In some ways, this could be a daily exercise for anyone – it certainly doesn’t just come out of my experiences as a church planter! And it has roots in monastic traditions, liturgical traditions, as well as a few pastoral theologians. But I wrote it with the specific experience of a church planter in mind.
Find a place where you can have a few quiet minutes to work through the following questions and prayers.
1) Are you holding any grudges?
Against spouse or children, friends or roommates? Members of the church, or folks who have left? Other pastors, leaders, co-workers, or neighbors?
Ask for the grace to let them go, and receive the freedom Jesus promised when he told us that we would be forgiven of our sins when we forgave those who sinned against us.
2) Do you need to confess any sins?
Have you lost the battle with anxiety, anger, lust, or dishonesty? Are there jealousies percolating in your heart, rage nearing out of control?
Receive the promise that the apostle John gave us: If we confess our sins, he is faithful to always forgive them.
Are the ambiguous events in the past day? Things you’re unsure of? Ways you responded that you wonder about? You aren’t sure if they are sin or not? If they are, God forgives them. If they aren’t, receive the freedom to simply let them go. God is bigger than our over-active consciences.
3) Do you know, beyond all shadow of doubt, that you are loved and accepted by God?
Jesus loves your city, he loves your church, he loves your family, but perhaps the most important thing for you to know is that he loves you. Not because you are a great leader or pastor, not because you have achieved any level of holiness or success.
Receive the truth that the apostle Paul gave us, that nothing in heaven above or earth below, no failure on our part, no attack by others, can separate us from the love and hope of God. You are united with Christ in his death and resurrection to new life. You are a citizen of God’s kingdom.
You are uniquely made with gifting from his Spirit. There is nothing about you that will surprise him, or make him decide you are no longer worthy of love.
4) Is there any insecurity, comparison, or discouragement about the church you are trying to plant that is nagging at you?

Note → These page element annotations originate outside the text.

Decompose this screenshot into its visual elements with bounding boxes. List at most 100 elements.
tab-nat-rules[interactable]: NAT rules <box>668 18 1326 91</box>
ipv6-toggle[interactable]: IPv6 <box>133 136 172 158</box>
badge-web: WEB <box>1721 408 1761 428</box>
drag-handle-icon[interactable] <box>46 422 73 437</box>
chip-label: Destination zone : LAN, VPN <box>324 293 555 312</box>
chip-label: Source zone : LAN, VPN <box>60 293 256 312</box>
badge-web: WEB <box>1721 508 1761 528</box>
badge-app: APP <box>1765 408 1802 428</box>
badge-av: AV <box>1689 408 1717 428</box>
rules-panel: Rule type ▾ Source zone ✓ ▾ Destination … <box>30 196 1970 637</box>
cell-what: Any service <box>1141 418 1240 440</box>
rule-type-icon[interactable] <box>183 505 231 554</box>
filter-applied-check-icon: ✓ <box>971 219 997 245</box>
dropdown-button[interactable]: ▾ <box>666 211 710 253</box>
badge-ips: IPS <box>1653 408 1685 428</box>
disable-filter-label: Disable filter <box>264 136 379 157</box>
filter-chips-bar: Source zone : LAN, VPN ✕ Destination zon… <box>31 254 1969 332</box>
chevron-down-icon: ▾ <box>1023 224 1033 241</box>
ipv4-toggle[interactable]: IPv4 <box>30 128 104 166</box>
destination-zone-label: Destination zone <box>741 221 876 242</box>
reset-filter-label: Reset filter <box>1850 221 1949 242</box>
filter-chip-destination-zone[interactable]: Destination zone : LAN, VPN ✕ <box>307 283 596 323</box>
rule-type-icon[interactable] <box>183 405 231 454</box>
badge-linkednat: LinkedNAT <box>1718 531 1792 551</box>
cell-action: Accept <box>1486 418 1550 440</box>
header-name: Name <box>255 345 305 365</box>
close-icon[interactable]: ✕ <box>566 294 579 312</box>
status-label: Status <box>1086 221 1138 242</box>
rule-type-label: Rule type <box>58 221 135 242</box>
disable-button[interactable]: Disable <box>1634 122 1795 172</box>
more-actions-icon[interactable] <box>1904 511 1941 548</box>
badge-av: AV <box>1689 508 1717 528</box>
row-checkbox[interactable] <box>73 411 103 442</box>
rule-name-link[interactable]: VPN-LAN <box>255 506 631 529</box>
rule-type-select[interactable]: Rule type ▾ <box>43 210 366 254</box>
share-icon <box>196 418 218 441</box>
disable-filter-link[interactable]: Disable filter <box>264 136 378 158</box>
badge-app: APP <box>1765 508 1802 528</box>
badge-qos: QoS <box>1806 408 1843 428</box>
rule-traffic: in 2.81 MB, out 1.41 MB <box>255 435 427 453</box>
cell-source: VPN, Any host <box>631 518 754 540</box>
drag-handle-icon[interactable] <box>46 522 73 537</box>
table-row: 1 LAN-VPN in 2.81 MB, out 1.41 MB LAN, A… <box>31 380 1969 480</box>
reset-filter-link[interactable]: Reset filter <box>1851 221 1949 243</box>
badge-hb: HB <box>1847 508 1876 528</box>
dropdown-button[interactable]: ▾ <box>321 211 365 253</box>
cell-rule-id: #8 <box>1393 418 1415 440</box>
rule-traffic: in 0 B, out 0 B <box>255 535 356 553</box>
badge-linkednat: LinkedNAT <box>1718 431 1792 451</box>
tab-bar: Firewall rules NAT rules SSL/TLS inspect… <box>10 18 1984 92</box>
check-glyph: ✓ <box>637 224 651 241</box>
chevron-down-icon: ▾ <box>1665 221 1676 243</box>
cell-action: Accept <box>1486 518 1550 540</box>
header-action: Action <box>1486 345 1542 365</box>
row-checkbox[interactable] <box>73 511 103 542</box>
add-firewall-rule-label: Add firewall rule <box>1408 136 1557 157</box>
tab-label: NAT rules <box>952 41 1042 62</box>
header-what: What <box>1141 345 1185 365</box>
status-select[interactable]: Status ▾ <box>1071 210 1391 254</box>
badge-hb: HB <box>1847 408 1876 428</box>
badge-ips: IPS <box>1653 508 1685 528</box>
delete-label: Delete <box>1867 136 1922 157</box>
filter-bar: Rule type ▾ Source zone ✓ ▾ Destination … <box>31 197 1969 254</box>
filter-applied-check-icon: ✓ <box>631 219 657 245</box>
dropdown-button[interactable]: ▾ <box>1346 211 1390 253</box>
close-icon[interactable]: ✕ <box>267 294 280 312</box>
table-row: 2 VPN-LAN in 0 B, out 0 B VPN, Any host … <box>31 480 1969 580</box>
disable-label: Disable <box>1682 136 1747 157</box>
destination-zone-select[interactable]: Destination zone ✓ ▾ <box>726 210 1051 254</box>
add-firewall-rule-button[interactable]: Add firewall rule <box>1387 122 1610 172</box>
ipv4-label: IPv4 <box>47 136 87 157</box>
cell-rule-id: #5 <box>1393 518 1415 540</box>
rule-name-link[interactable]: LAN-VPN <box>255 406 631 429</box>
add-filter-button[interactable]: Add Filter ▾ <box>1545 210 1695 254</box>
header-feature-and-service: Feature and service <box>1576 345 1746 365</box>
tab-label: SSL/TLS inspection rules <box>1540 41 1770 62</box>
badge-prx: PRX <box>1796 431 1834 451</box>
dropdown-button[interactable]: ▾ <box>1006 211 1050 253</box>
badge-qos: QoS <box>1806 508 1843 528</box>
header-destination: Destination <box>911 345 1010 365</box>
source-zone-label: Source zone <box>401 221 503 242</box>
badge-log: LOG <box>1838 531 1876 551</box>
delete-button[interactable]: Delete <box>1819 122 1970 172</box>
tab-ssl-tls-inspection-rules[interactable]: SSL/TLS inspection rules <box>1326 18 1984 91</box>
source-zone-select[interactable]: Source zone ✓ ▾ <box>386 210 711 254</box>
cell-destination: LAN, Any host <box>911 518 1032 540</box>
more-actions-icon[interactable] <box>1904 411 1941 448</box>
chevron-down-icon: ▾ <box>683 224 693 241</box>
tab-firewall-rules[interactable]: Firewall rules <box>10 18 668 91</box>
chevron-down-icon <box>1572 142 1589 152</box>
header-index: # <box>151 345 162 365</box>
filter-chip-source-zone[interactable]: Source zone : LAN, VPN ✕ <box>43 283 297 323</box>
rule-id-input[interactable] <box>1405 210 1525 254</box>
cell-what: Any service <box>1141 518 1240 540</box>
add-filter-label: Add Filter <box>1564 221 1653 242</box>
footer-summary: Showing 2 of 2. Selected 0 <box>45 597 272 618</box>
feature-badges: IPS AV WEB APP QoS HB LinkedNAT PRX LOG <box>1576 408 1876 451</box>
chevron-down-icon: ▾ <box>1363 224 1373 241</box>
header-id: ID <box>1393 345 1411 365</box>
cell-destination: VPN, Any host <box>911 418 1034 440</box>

Are you stressing about Sunday attendance, or bank accounts, or how good your preaching is, or how good the music is, or whether people who come like the programming? Are you wondering if you are doing things right or if you are missing something? Are you struggling because someone else is having more success, receiving more accolades, or criticizing you publicly?
Jesus understands all these stresses. He knows that it’s difficult. He knows that learning to be free of these anxieties is hard. And yet, he wants to take them. They are too much for you to bear. You can only be faithful, obedient, hard-working, and then let him take care of the rest. Obey his command to not worry about anything.
5) Does the good news feel like good news to you today?
Sometimes church planting can feel like a burden. We are trying to do the right thing, trying to relate to others based on God’s love for them, and sometimes we start to wonder what the whole point of this is anyway. The good news can feel more like a really hard project.
Perhaps the most important job for people in ministry is, every day, to realize that the good news is good news for us. In the midst of our stresses, flaws, and failures, regardless of how successful or not we are, we are loved and adopted into the family of God and have an eternal destiny with him.
I would suggest that if at all possible, you don’t move on to your next ministry task until you know that the good news is actually good.